ECLI:NL:CRVB:2017:2251
Centrale Raad van Beroep
- Eerste en enige aanleg
- Rechtspraak.nl
Beoordeling van de medische noodzaak voor huishoudelijke hulp op basis van de Wet uitkeringen vervolgingsslachtoffers 1940-1945
Op 29 juni 2017 heeft de Centrale Raad van Beroep uitspraak gedaan in de zaak van appellante, geboren in 1936, die als vervolgde en uitkeringsgerechtigde onder de Wet uitkeringen vervolgingsslachtoffers 1940-1945 (Wuv) valt.

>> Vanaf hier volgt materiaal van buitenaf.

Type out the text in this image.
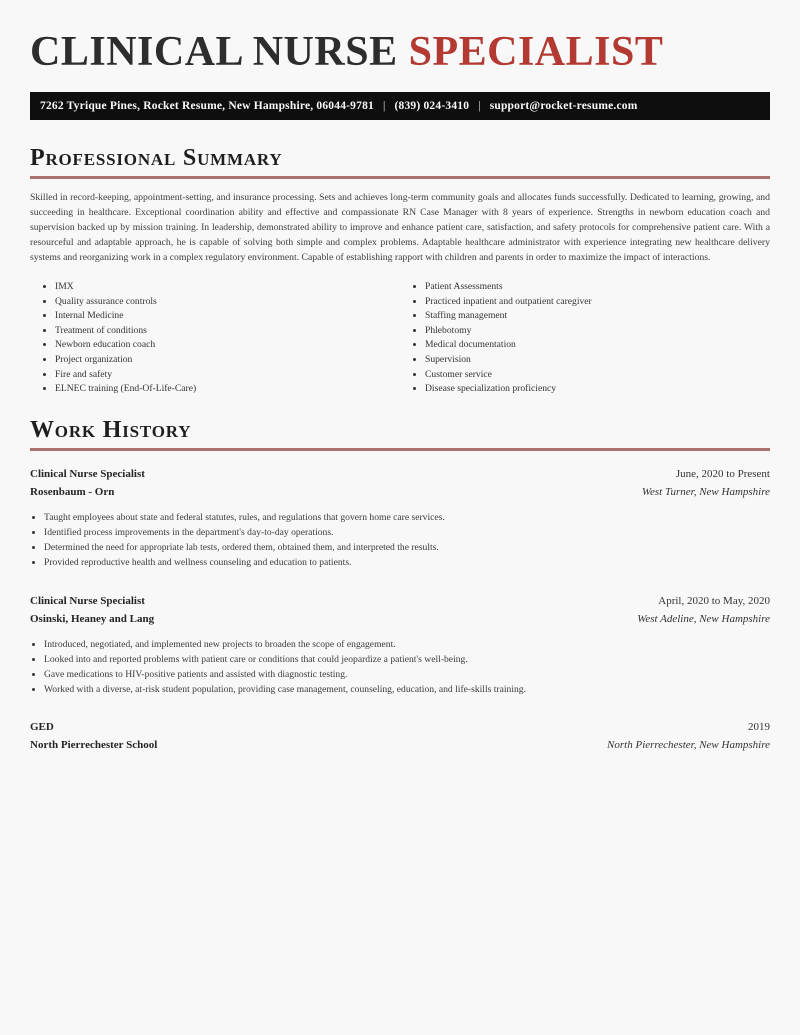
CLINICAL NURSE SPECIALIST
7262 Tyrique Pines, Rocket Resume, New Hampshire, 06044-9781 | (839) 024-3410 | support@rocket-resume.com
Professional Summary

Skilled in record-keeping, appointment-setting, and insurance processing. Sets and achieves long-term community goals and allocates funds successfully. Dedicated to learning, growing, and succeeding in healthcare. Exceptional coordination ability and effective and compassionate RN Case Manager with 8 years of experience. Strengths in newborn education coach and supervision backed up by mission training. In leadership, demonstrated ability to improve and enhance patient care, satisfaction, and safety protocols for comprehensive patient care. With a resourceful and adaptable approach, he is capable of solving both simple and complex problems. Adaptable healthcare administrator with experience integrating new healthcare delivery systems and reorganizing work in a complex regulatory environment. Capable of establishing rapport with children and parents in order to maximize the impact of interactions.

• IMX
• Quality assurance controls
• Internal Medicine
• Treatment of conditions
• Newborn education coach
• Project organization
• Fire and safety
• ELNEC training (End-Of-Life-Care)
• Patient Assessments
• Practiced inpatient and outpatient caregiver
• Staffing management
• Phlebotomy
• Medical documentation
• Supervision
• Customer service
• Disease specialization proficiency
Work History
Clinical Nurse Specialist	June, 2020 to Present
Rosenbaum - Orn	West Turner, New Hampshire
• Taught employees about state and federal statutes, rules, and regulations that govern home care services.
• Identified process improvements in the department's day-to-day operations.
• Determined the need for appropriate lab tests, ordered them, obtained them, and interpreted the results.
• Provided reproductive health and wellness counseling and education to patients.
Clinical Nurse Specialist	April, 2020 to May, 2020
Osinski, Heaney and Lang	West Adeline, New Hampshire
• Introduced, negotiated, and implemented new projects to broaden the scope of engagement.
• Looked into and reported problems with patient care or conditions that could jeopardize a patient's well-being.
• Gave medications to HIV-positive patients and assisted with diagnostic testing.
• Worked with a diverse, at-risk student population, providing case management, counseling, education, and life-skills training.
GED	2019
North Pierrechester School	North Pierrechester, New Hampshire
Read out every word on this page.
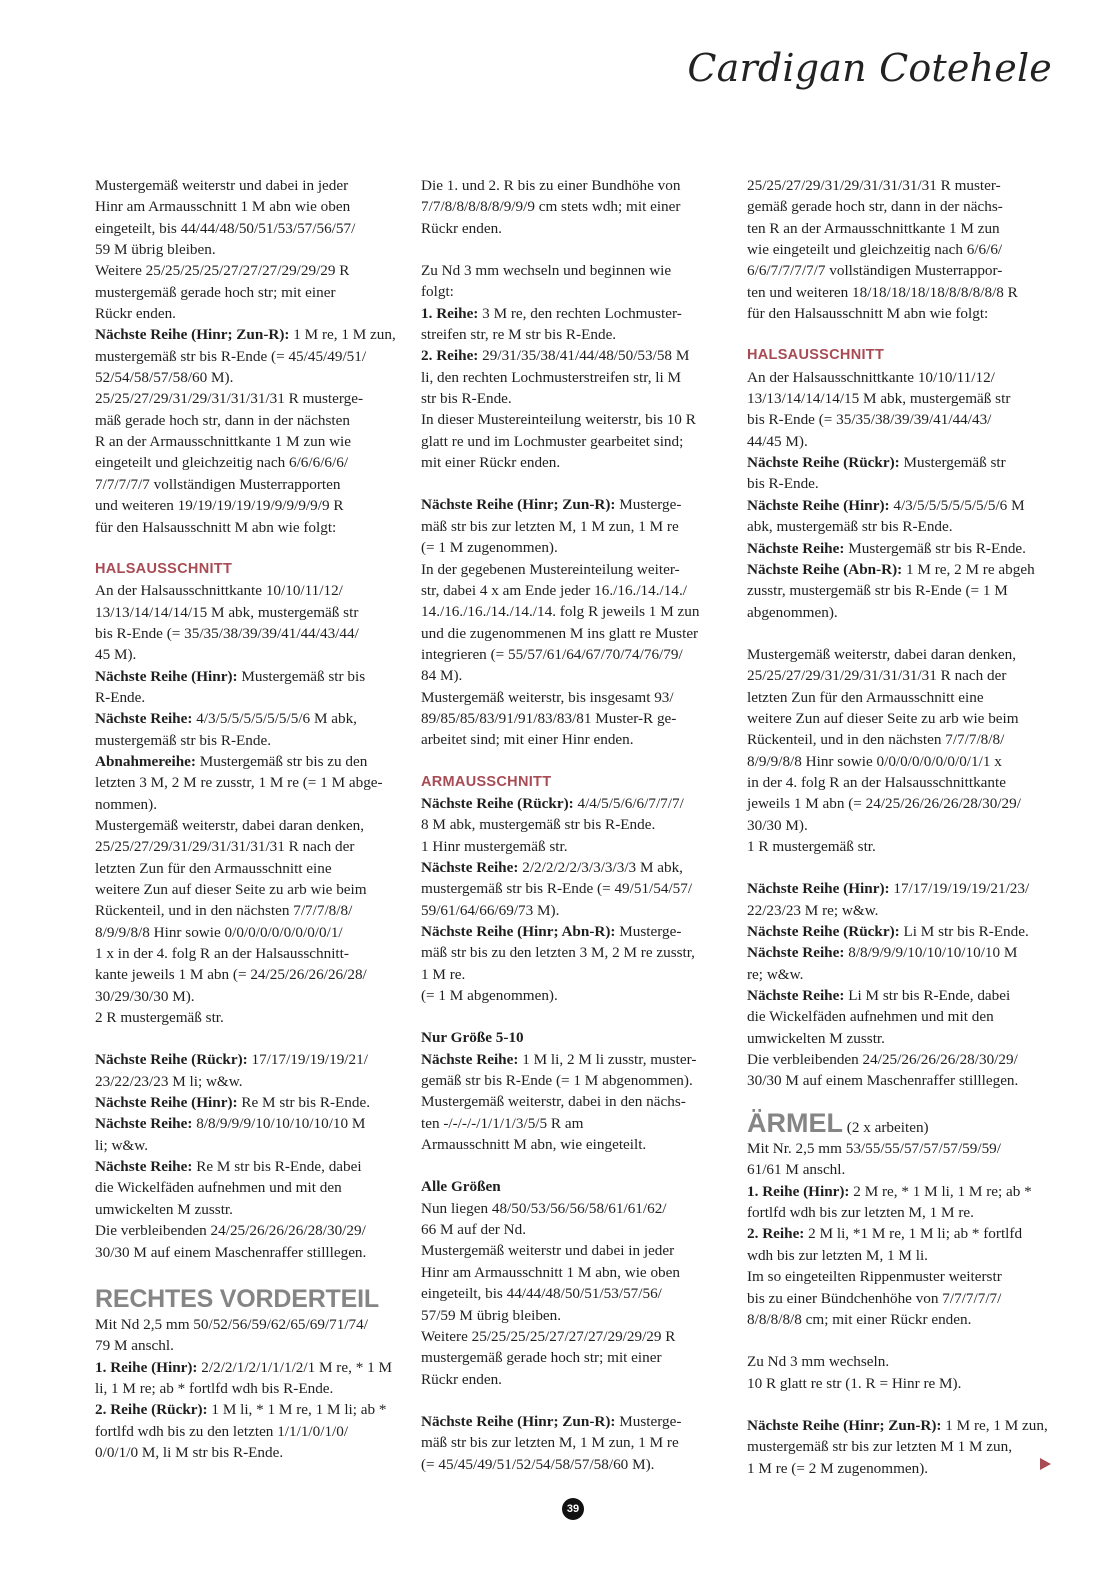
Cardigan Cotehele
Mustergemäß weiterstr und dabei in jeder
Hinr am Armausschnitt 1 M abn wie oben
eingeteilt, bis 44/44/48/50/51/53/57/56/57/
59 M übrig bleiben.
Weitere 25/25/25/25/27/27/27/29/29/29 R
mustergemäß gerade hoch str; mit einer
Rückr enden.
Nächste Reihe (Hinr; Zun-R): 1 M re, 1 M zun,
mustergemäß str bis R-Ende (= 45/45/49/51/
52/54/58/57/58/60 M).
25/25/27/29/31/29/31/31/31/31 R musterge-
mäß gerade hoch str, dann in der nächsten
R an der Armausschnittkante 1 M zun wie
eingeteilt und gleichzeitig nach 6/6/6/6/6/
7/7/7/7/7 vollständigen Musterrapporten
und weiteren 19/19/19/19/19/9/9/9/9/9 R
für den Halsausschnitt M abn wie folgt:
HALSAUSSCHNITT
An der Halsausschnittkante 10/10/11/12/
13/13/14/14/14/15 M abk, mustergemäß str
bis R-Ende (= 35/35/38/39/39/41/44/43/44/
45 M).
Nächste Reihe (Hinr): Mustergemäß str bis
R-Ende.
Nächste Reihe: 4/3/5/5/5/5/5/5/5/6 M abk,
mustergemäß str bis R-Ende.
Abnahmereihe: Mustergemäß str bis zu den
letzten 3 M, 2 M re zusstr, 1 M re (= 1 M abge-
nommen).
Mustergemäß weiterstr, dabei daran denken,
25/25/27/29/31/29/31/31/31/31 R nach der
letzten Zun für den Armausschnitt eine
weitere Zun auf dieser Seite zu arb wie beim
Rückenteil, und in den nächsten 7/7/7/8/8/
8/9/9/8/8 Hinr sowie 0/0/0/0/0/0/0/0/0/1/
1 x in der 4. folg R an der Halsausschnitt-
kante jeweils 1 M abn (= 24/25/26/26/26/28/
30/29/30/30 M).
2 R mustergemäß str.
Nächste Reihe (Rückr): 17/17/19/19/19/21/
23/22/23/23 M li; w&w.
Nächste Reihe (Hinr): Re M str bis R-Ende.
Nächste Reihe: 8/8/9/9/9/10/10/10/10/10 M
li; w&w.
Nächste Reihe: Re M str bis R-Ende, dabei
die Wickelfäden aufnehmen und mit den
umwickelten M zusstr.
Die verbleibenden 24/25/26/26/26/28/30/29/
30/30 M auf einem Maschenraffer stilllegen.
RECHTES VORDERTEIL
Mit Nd 2,5 mm 50/52/56/59/62/65/69/71/74/
79 M anschl.
1. Reihe (Hinr): 2/2/2/1/2/1/1/1/2/1 M re, * 1 M
li, 1 M re; ab * fortlfd wdh bis R-Ende.
2. Reihe (Rückr): 1 M li, * 1 M re, 1 M li; ab *
fortlfd wdh bis zu den letzten 1/1/1/0/1/0/
0/0/1/0 M, li M str bis R-Ende.
Die 1. und 2. R bis zu einer Bundhöhe von
7/7/8/8/8/8/8/9/9/9 cm stets wdh; mit einer
Rückr enden.
Zu Nd 3 mm wechseln und beginnen wie
folgt:
1. Reihe: 3 M re, den rechten Lochmuster-
streifen str, re M str bis R-Ende.
2. Reihe: 29/31/35/38/41/44/48/50/53/58 M
li, den rechten Lochmusterstreifen str, li M
str bis R-Ende.
In dieser Mustereinteilung weiterstr, bis 10 R
glatt re und im Lochmuster gearbeitet sind;
mit einer Rückr enden.
Nächste Reihe (Hinr; Zun-R): Musterge-
mäß str bis zur letzten M, 1 M zun, 1 M re
(= 1 M zugenommen).
In der gegebenen Mustereinteilung weiter-
str, dabei 4 x am Ende jeder 16./16./14./14./
14./16./16./14./14./14. folg R jeweils 1 M zun
und die zugenommenen M ins glatt re Muster
integrieren (= 55/57/61/64/67/70/74/76/79/
84 M).
Mustergemäß weiterstr, bis insgesamt 93/
89/85/85/83/91/91/83/83/81 Muster-R ge-
arbeitet sind; mit einer Hinr enden.
ARMAUSSCHNITT
Nächste Reihe (Rückr): 4/4/5/5/6/6/7/7/7/
8 M abk, mustergemäß str bis R-Ende.
1 Hinr mustergemäß str.
Nächste Reihe: 2/2/2/2/2/3/3/3/3/3 M abk,
mustergemäß str bis R-Ende (= 49/51/54/57/
59/61/64/66/69/73 M).
Nächste Reihe (Hinr; Abn-R): Musterge-
mäß str bis zu den letzten 3 M, 2 M re zusstr,
1 M re.
(= 1 M abgenommen).
Nur Größe 5-10
Nächste Reihe: 1 M li, 2 M li zusstr, muster-
gemäß str bis R-Ende (= 1 M abgenommen).
Mustergemäß weiterstr, dabei in den nächs-
ten -/-/-/-/1/1/1/3/5/5 R am
Armausschnitt M abn, wie eingeteilt.
Alle Größen
Nun liegen 48/50/53/56/56/58/61/61/62/
66 M auf der Nd.
Mustergemäß weiterstr und dabei in jeder
Hinr am Armausschnitt 1 M abn, wie oben
eingeteilt, bis 44/44/48/50/51/53/57/56/
57/59 M übrig bleiben.
Weitere 25/25/25/25/27/27/27/29/29/29 R
mustergemäß gerade hoch str; mit einer
Rückr enden.
Nächste Reihe (Hinr; Zun-R): Musterge-
mäß str bis zur letzten M, 1 M zun, 1 M re
(= 45/45/49/51/52/54/58/57/58/60 M).
25/25/27/29/31/29/31/31/31/31 R muster-
gemäß gerade hoch str, dann in der nächs-
ten R an der Armausschnittkante 1 M zun
wie eingeteilt und gleichzeitig nach 6/6/6/
6/6/7/7/7/7/7 vollständigen Musterrappor-
ten und weiteren 18/18/18/18/18/8/8/8/8/8 R
für den Halsausschnitt M abn wie folgt:
HALSAUSSCHNITT
An der Halsausschnittkante 10/10/11/12/
13/13/14/14/14/15 M abk, mustergemäß str
bis R-Ende (= 35/35/38/39/39/41/44/43/
44/45 M).
Nächste Reihe (Rückr): Mustergemäß str
bis R-Ende.
Nächste Reihe (Hinr): 4/3/5/5/5/5/5/5/5/6 M
abk, mustergemäß str bis R-Ende.
Nächste Reihe: Mustergemäß str bis R-Ende.
Nächste Reihe (Abn-R): 1 M re, 2 M re abgeh
zusstr, mustergemäß str bis R-Ende (= 1 M
abgenommen).
Mustergemäß weiterstr, dabei daran denken,
25/25/27/29/31/29/31/31/31/31 R nach der
letzten Zun für den Armausschnitt eine
weitere Zun auf dieser Seite zu arb wie beim
Rückenteil, und in den nächsten 7/7/7/8/8/
8/9/9/8/8 Hinr sowie 0/0/0/0/0/0/0/0/1/1 x
in der 4. folg R an der Halsausschnittkante
jeweils 1 M abn (= 24/25/26/26/26/28/30/29/
30/30 M).
1 R mustergemäß str.
Nächste Reihe (Hinr): 17/17/19/19/19/21/23/
22/23/23 M re; w&w.
Nächste Reihe (Rückr): Li M str bis R-Ende.
Nächste Reihe: 8/8/9/9/9/10/10/10/10/10 M
re; w&w.
Nächste Reihe: Li M str bis R-Ende, dabei
die Wickelfäden aufnehmen und mit den
umwickelten M zusstr.
Die verbleibenden 24/25/26/26/26/28/30/29/
30/30 M auf einem Maschenraffer stilllegen.
ÄRMEL (2 x arbeiten)
Mit Nr. 2,5 mm 53/55/55/57/57/57/59/59/
61/61 M anschl.
1. Reihe (Hinr): 2 M re, * 1 M li, 1 M re; ab *
fortlfd wdh bis zur letzten M, 1 M re.
2. Reihe: 2 M li, *1 M re, 1 M li; ab * fortlfd
wdh bis zur letzten M, 1 M li.
Im so eingeteilten Rippenmuster weiterstr
bis zu einer Bündchenhöhe von 7/7/7/7/7/
8/8/8/8/8 cm; mit einer Rückr enden.
Zu Nd 3 mm wechseln.
10 R glatt re str (1. R = Hinr re M).
Nächste Reihe (Hinr; Zun-R): 1 M re, 1 M zun,
mustergemäß str bis zur letzten M 1 M zun,
1 M re (= 2 M zugenommen).
39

Appellante had eerder een vergoeding voor één dagdeel huishoudelijke hulp per week ontvangen, maar verzocht om uitbreiding naar twee dagdelen. De Raad heeft het verzoek afgewezen, omdat er geen medische noodzaak was vastgesteld voor meer hulp. Verweerder, de Raad van bestuur van de Sociale verzekeringsbank, had de aanvraag afgewezen op basis van adviezen van geneeskundig adviseurs die concludeerden dat appellante in staat was lichte huishoudelijke werkzaamheden te verrichten. De Raad heeft de beschikbare medische gegevens en adviezen van de geneeskundig adviseurs beoordeeld en kwam tot de conclusie dat er geen aanleiding was om het standpunt van verweerder te herzien. De Raad heeft vastgesteld dat appellante geen (zelf)verwaarlozing of chaotisch gedrag vertoonde en dat haar woning geordend en schoon was. De Raad verklaarde het beroep ongegrond en bevestigde het bestreden besluit van verweerder.